La expresividad de ciertos silencios
El silencio no puede ser considerado solamente por su aspecto negativo, es decir, la simple exclusión de palabras o aparente falta de comunicación, porque, cuántas veces, mucho habla. Ésta es una verdad conocida por la experiencia personal. A menudo dejamos trasparecer lo que ocurre en nuestro interior mediante el silencio. A través de él afirmamos, negamos, consentimos, reprobamos o manifestamos nuestra alegría o recriminación en relación con algo, a veces con más significado que si hubiéramos dicho unas frases.

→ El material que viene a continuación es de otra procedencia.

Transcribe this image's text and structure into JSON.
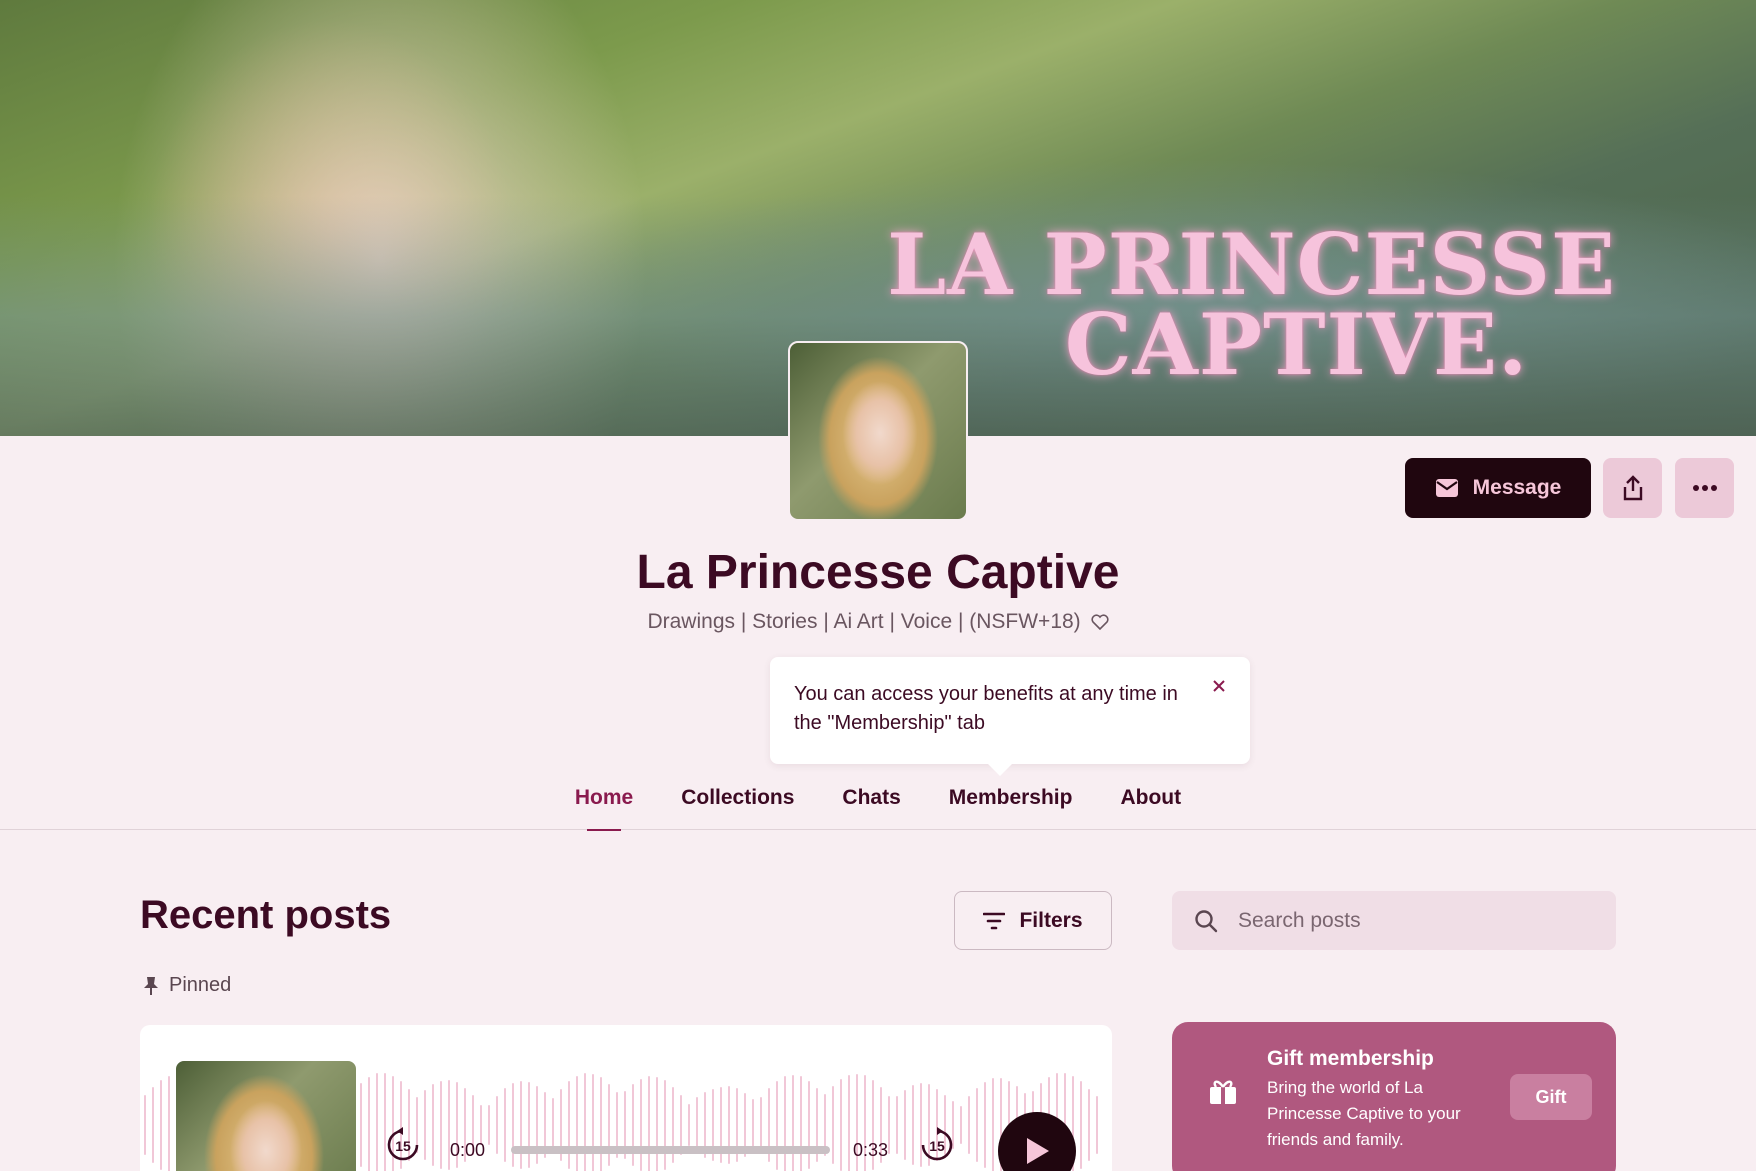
{
  "banner": {
    "title_line1": "LA PRINCESSE",
    "title_line2": "CAPTIVE.",
    "title_color": "#f6c3dc"
  },
  "profile": {
    "name": "La Princesse Captive",
    "tagline": "Drawings | Stories | Ai Art | Voice | (NSFW+18)",
    "tagline_icon": "heart-outline-icon"
  },
  "actions": {
    "message_label": "Message",
    "message_icon": "envelope-icon",
    "share_icon": "share-icon",
    "more_icon": "more-horizontal-icon"
  },
  "tooltip": {
    "text": "You can access your benefits at any time in the \"Membership\" tab",
    "close_icon": "close-icon"
  },
  "tabs": [
    {
      "label": "Home",
      "active": true
    },
    {
      "label": "Collections",
      "active": false
    },
    {
      "label": "Chats",
      "active": false
    },
    {
      "label": "Membership",
      "active": false
    },
    {
      "label": "About",
      "active": false
    }
  ],
  "posts": {
    "section_title": "Recent posts",
    "filters_label": "Filters",
    "search_placeholder": "Search posts",
    "pinned_label": "Pinned",
    "audio": {
      "current_time": "0:00",
      "duration": "0:33",
      "skip_back_label": "15",
      "skip_forward_label": "15",
      "progress_fraction": 0
    }
  },
  "gift": {
    "title": "Gift membership",
    "description": "Bring the world of La Princesse Captive to your friends and family.",
    "button_label": "Gift",
    "icon": "gift-icon"
  },
  "colors": {
    "page_bg": "#f8eef2",
    "accent": "#8a1a4e",
    "dark": "#20060f",
    "gift_bg": "#b0587f"
  }
}
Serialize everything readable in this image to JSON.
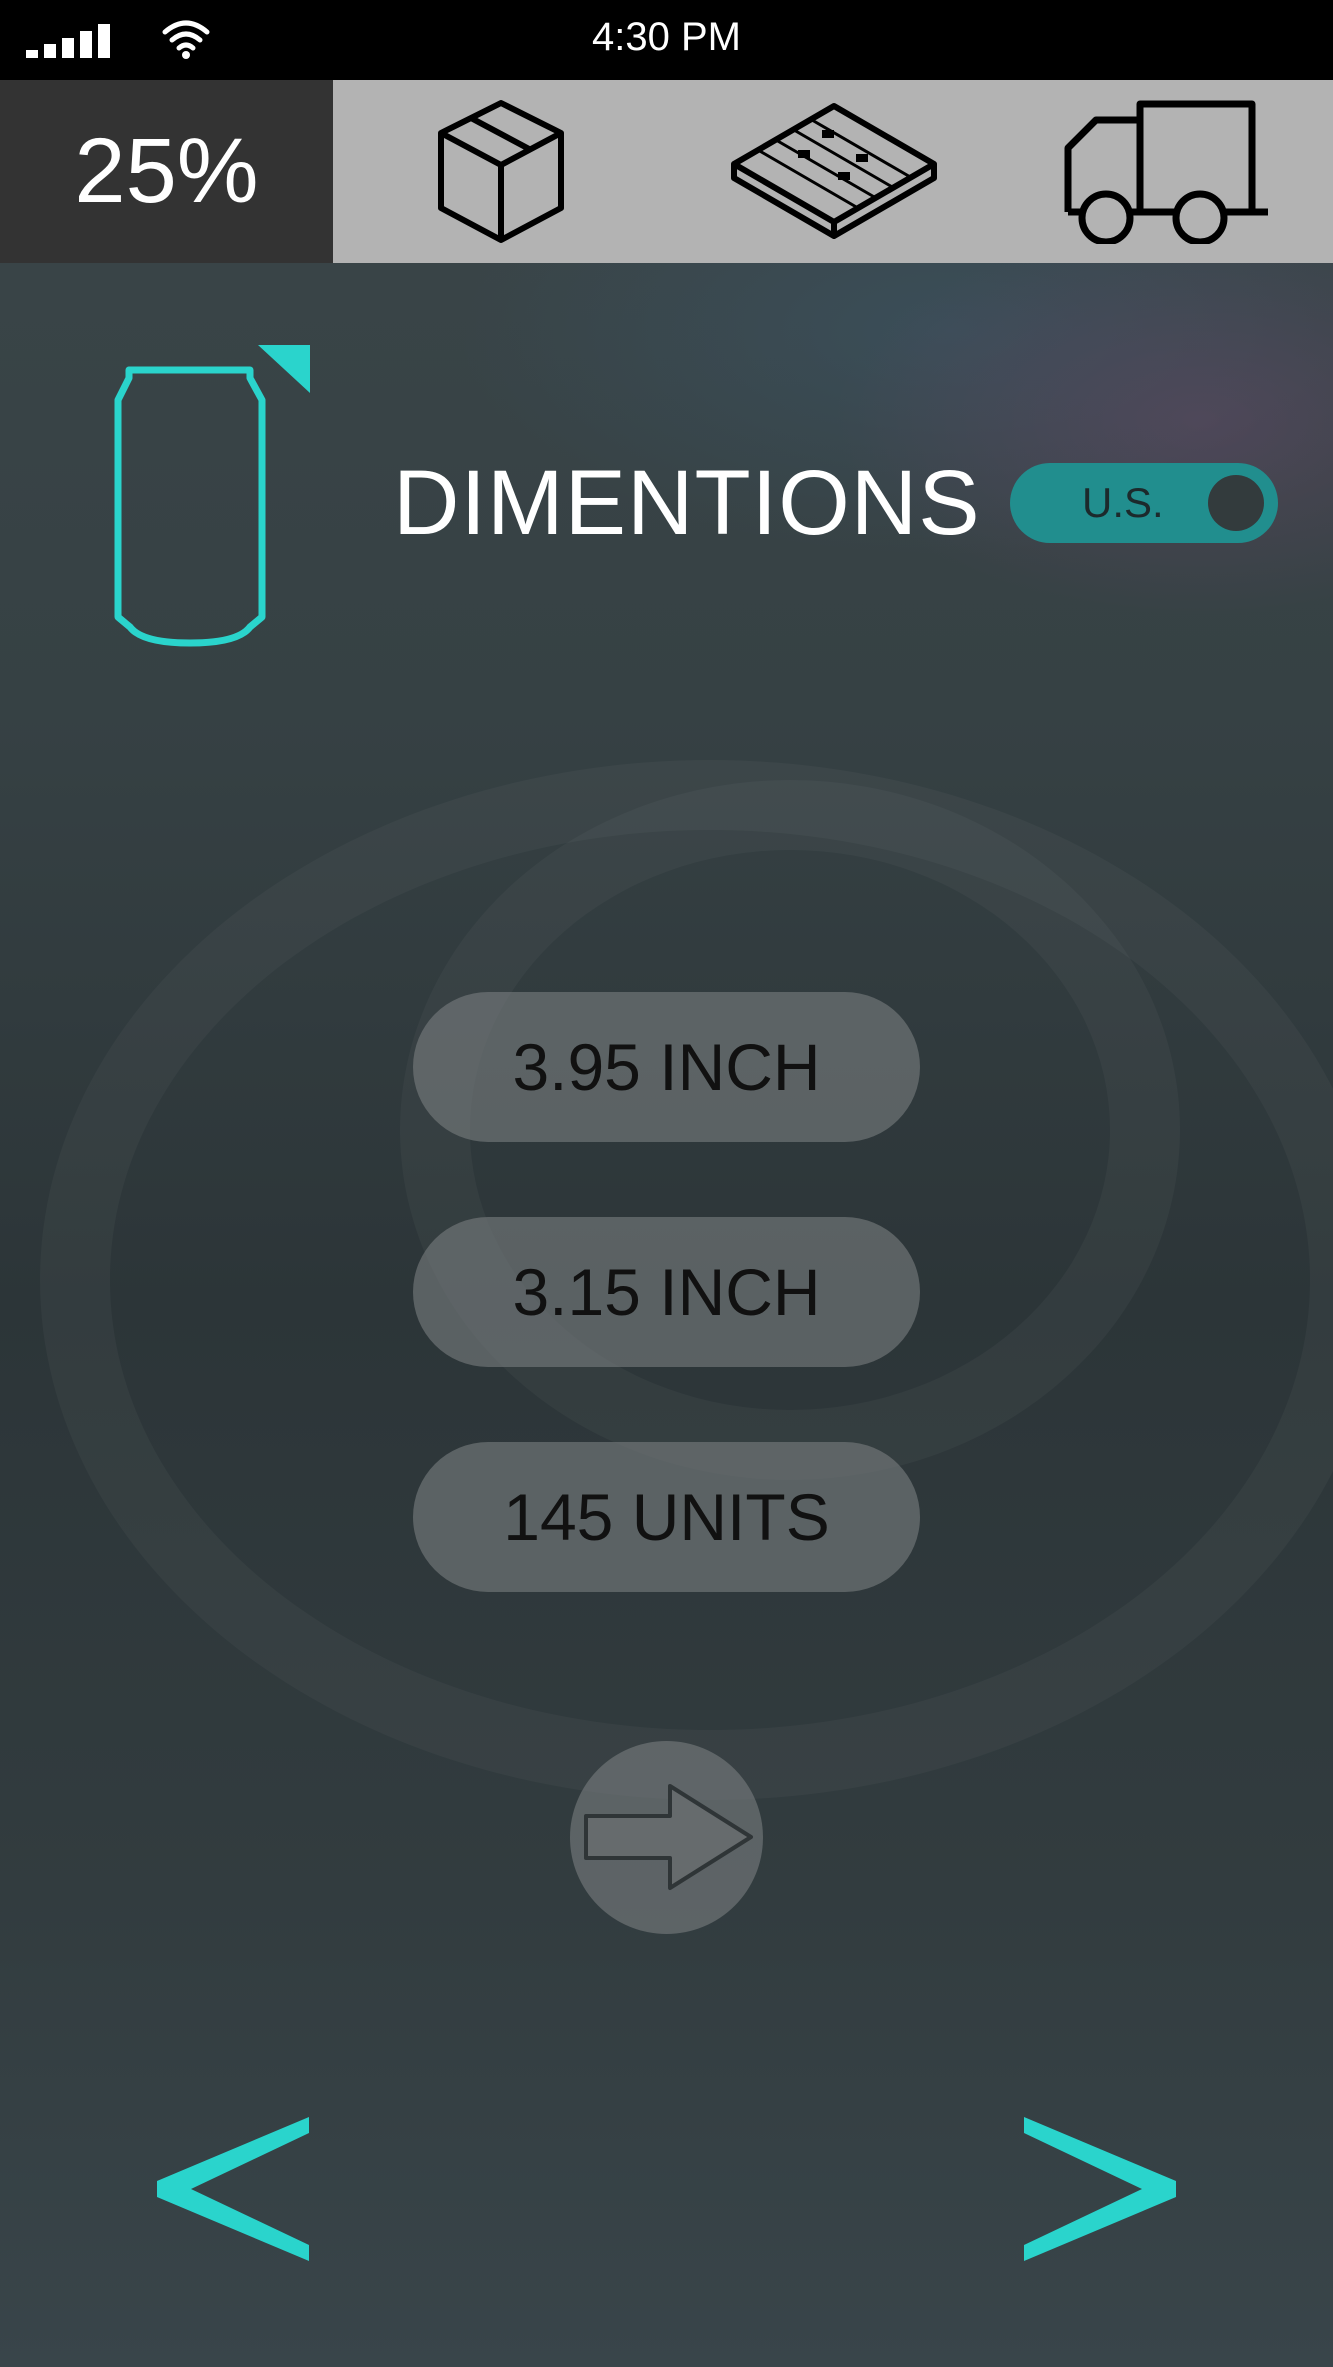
{
  "status_bar": {
    "time": "4:30 PM",
    "signal_icon": "signal-bars-icon",
    "wifi_icon": "wifi-icon"
  },
  "top_nav": {
    "progress": "25%",
    "progress_fraction": 0.25,
    "steps": [
      {
        "icon": "box-icon"
      },
      {
        "icon": "pallet-icon"
      },
      {
        "icon": "truck-icon"
      }
    ]
  },
  "header": {
    "product_icon": "can-icon",
    "title": "DIMENTIONS",
    "unit_toggle": {
      "label": "U.S."
    }
  },
  "fields": {
    "height": "3.95 INCH",
    "diameter": "3.15 INCH",
    "units": "145 UNITS"
  },
  "actions": {
    "next_icon": "arrow-right-icon",
    "prev_page_icon": "chevron-left-icon",
    "next_page_icon": "chevron-right-icon"
  },
  "colors": {
    "accent": "#2ad4cc",
    "toggle": "#218e8e",
    "status_bar": "#000000",
    "nav_bar": "#b3b3b3",
    "progress_cell": "#333333"
  }
}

De este modo, en diversas ocasiones el silencio es un extraordinario instrumento capaz de transmitir más ideas que las propias palabras. Incluso Jesús en el momento de la crucifixión, después de dirigir aquellas imperecederas palabras al buen ladrón —“hoy estarás conmigo en el Paraíso” (Lc 23, 43) —, le ofreció un frío silencio al mal ladrón, que le valió más que un colosal discurso. “¡Cuánta expresividad tiene el silencio de una persona como Nuestro Señor Jesucristo!”.1
Apartarse del bullicio para oír a Dios
El Antiguo Testamento narra, por ejemplo, que el Señor le prescribió a Moisés que los israelitas le presentaran sus ofrendas “en el desierto” (cf. Lv 7, 38), lo cual es símbolo de aislamiento, soledad y silencio. Y cuenta que Judit, al enviudar, “vivía en una habitación que había mandado construir sobre la terraza de su casa” (Jdt 8, 5); y ahí en el recogimiento, hacía penitencia y ayunos, llevando una vida de relación con Dios.
En efecto, para vivir de Dios, con Él y para Él, muchas personas abandonan el bullicio del mundo y abrazan el aislamiento, porque así se escucha mejor su voz. “Los mayores santos evitaban cuanto podían la compañía de los hombres, y elegían el vivir para Dios en su retiro”.2 No sin razón enseña San Juan de la Cruz: “Una palabra habló el Padre, que fue su Hijo, y ésta habla siempre en eterno silencio, y en silencio ha de ser oída del alma”.3
1 CORRÊA DE OLIVEIRA,
Plinio. Devoção ao Sagrado Coração de Jesus. In: Dr. Plinio. São Paulo. Año XIV. N.º 155 (Febrero, 2011); p. 10.
2 KEMPIS, Tomás de. Imitação de Cristo. L. I, c. 20, n.º 1. Lisboa: Verbo, 1971, p. 30.
3 SAN JUAN DE LA CRUZ. Ditos de luz e de amor, n.º 98. In: Obras Completas. 7.ª ed. Petrópolis: Vozes; Carmelo Descalço do Brasil, 2002, p. 102.